Email Writing Guidelines
Subject Line: The subject is the most important part of the email, make sure to list the mandatory information in the subject. For example you are promoting a Product or Service, put the name and promotion in there, but do not go past 40 - 60 characters. If you do you will lose the reader.
Make the content of the subject line clear and put the most important vital information in the subject line.
Create Act now and a sense of urgency: It is important to tell the recipient to act now. Two thirds of all purchases are impulse buys. Be sure to tell them what you want them to do and be creative in triggering a direct response.
Frequency of Email Message: This varies on a number of factors and it is important to understand consumers do not mind the emails if the content is relevant.

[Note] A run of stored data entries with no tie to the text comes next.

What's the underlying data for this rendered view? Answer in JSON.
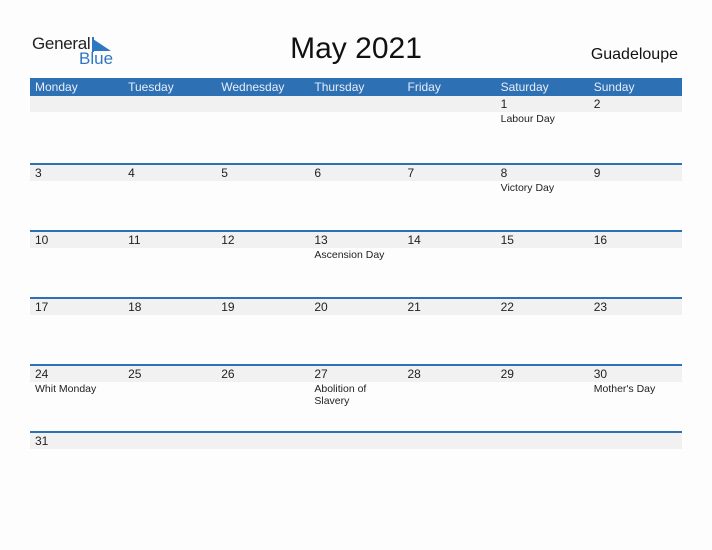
{
  "logo": {
    "line1": "General",
    "line2": "Blue"
  },
  "title": "May 2021",
  "country": "Guadeloupe",
  "colors": {
    "accent": "#2e70b4",
    "band": "#f1f1f1"
  },
  "weekdays": [
    "Monday",
    "Tuesday",
    "Wednesday",
    "Thursday",
    "Friday",
    "Saturday",
    "Sunday"
  ],
  "weeks": [
    [
      {
        "d": "",
        "h": ""
      },
      {
        "d": "",
        "h": ""
      },
      {
        "d": "",
        "h": ""
      },
      {
        "d": "",
        "h": ""
      },
      {
        "d": "",
        "h": ""
      },
      {
        "d": "1",
        "h": "Labour Day"
      },
      {
        "d": "2",
        "h": ""
      }
    ],
    [
      {
        "d": "3",
        "h": ""
      },
      {
        "d": "4",
        "h": ""
      },
      {
        "d": "5",
        "h": ""
      },
      {
        "d": "6",
        "h": ""
      },
      {
        "d": "7",
        "h": ""
      },
      {
        "d": "8",
        "h": "Victory Day"
      },
      {
        "d": "9",
        "h": ""
      }
    ],
    [
      {
        "d": "10",
        "h": ""
      },
      {
        "d": "11",
        "h": ""
      },
      {
        "d": "12",
        "h": ""
      },
      {
        "d": "13",
        "h": "Ascension Day"
      },
      {
        "d": "14",
        "h": ""
      },
      {
        "d": "15",
        "h": ""
      },
      {
        "d": "16",
        "h": ""
      }
    ],
    [
      {
        "d": "17",
        "h": ""
      },
      {
        "d": "18",
        "h": ""
      },
      {
        "d": "19",
        "h": ""
      },
      {
        "d": "20",
        "h": ""
      },
      {
        "d": "21",
        "h": ""
      },
      {
        "d": "22",
        "h": ""
      },
      {
        "d": "23",
        "h": ""
      }
    ],
    [
      {
        "d": "24",
        "h": "Whit Monday"
      },
      {
        "d": "25",
        "h": ""
      },
      {
        "d": "26",
        "h": ""
      },
      {
        "d": "27",
        "h": "Abolition of Slavery"
      },
      {
        "d": "28",
        "h": ""
      },
      {
        "d": "29",
        "h": ""
      },
      {
        "d": "30",
        "h": "Mother's Day"
      }
    ],
    [
      {
        "d": "31",
        "h": ""
      },
      {
        "d": "",
        "h": ""
      },
      {
        "d": "",
        "h": ""
      },
      {
        "d": "",
        "h": ""
      },
      {
        "d": "",
        "h": ""
      },
      {
        "d": "",
        "h": ""
      },
      {
        "d": "",
        "h": ""
      }
    ]
  ]
}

5 Simple Guidelines on Email Frequency
- Mail out email at least once a month: do not be forgotten
- Content will guide you: Understand your readers and get a feel for them
- Work within what you can do: Daily emails is very resource heavy, monthly you can focus on better delivery and content. Quality not Quantity
- Look for the Trends: Look out for declining responses, though some decrease is normal. Manage it carefully and cut back if you see a problem.
Timing Your Email Campaigns
Occasionally timing is everything, and selecting the right delivery time for your email campaign will make a huge difference. A 2005 Study by eROI reported that the day of the week was an important factor of emailing. Within the study, they found that open and click through rates are lowest at mid week. While they become higher on Sundays and Friday.
When the day-of-week statistics were broken down by list size, it was found that large lists (over 100,000 recipients) got better results with execution on Monday through Wednesday, posting a 32% increase in reads and a doubling of click-through rates compared to the other days within the week. As size increases, so do bounce rates, while the read and click-through rates decline.
eROI found that list volume is inversely related to read and click-through rates. As list size increases, so do bounce rates, while read and click-through rates decline. However, one exception was found -- lists of over 200,000 recipients experience spikes in read rates on Saturday because most of the larger lists belong to B2C marketers that target consumers when they are likely to make shopping decisions.
It appears that larger lists should be broken down into smaller segments. Targeting the consumer segments and personalizing the message for the reader. Another tactic is to remove readers who do not read your emails or messages, or you may want to put them into a separate list that receives email less frequently.
The Other list sizes studied were called "micro mailers" these are lists under 5,000 in subscribers, "small mailers" lists of 5,000 to 24,999 and "midsize mailers" which are lists of 25,000 to 99,999.
Micro mailers(under 5,000) received read rates averaging about 35% and click-through rates between 5% and 9%. Those results compare well to the general average of 27% and 4.4%. Weekends were the best time for click-through, averaging 8% to 9% versus 5% to 6% for Tuesday through Thursday.
Small mailers had average read rates and click-through rates of 27.8% and 4.7%, respectively. Friday was the best email execution day, with a 31.2% read rate and 5.3% click-through rate.
Midsize mailers had wide variations in read and click-through behavior, with Monday and Friday being the most productive days (24.4% and 3.85%) and 26.4% and 7.6%), respectively).
Interesting Note:
The data above gives you the open and click rates for US commercial email by days of week, a MarketingProfs 2004 study displayed Tuesdays is the most popular when companies send out emails.
| Monday |
15% |
Tuesday |
42% |
Wednesday |
20% |
Thursday |
11% |
Friday |
7% |
Saturday |
1% |
Sunday |
2% |
Marketing Profs also found that many marketers send out emails in the morning regardless of the day of the week. Below is a breakdown:
| Morning |
76% |
| Afternoon |
30% |
| Evening |
14% |
| Middle of Night |
10% |
Most likely there is no magical day when to email or universal day in general, but it is important to understand the numbers and research the changes within your campaign.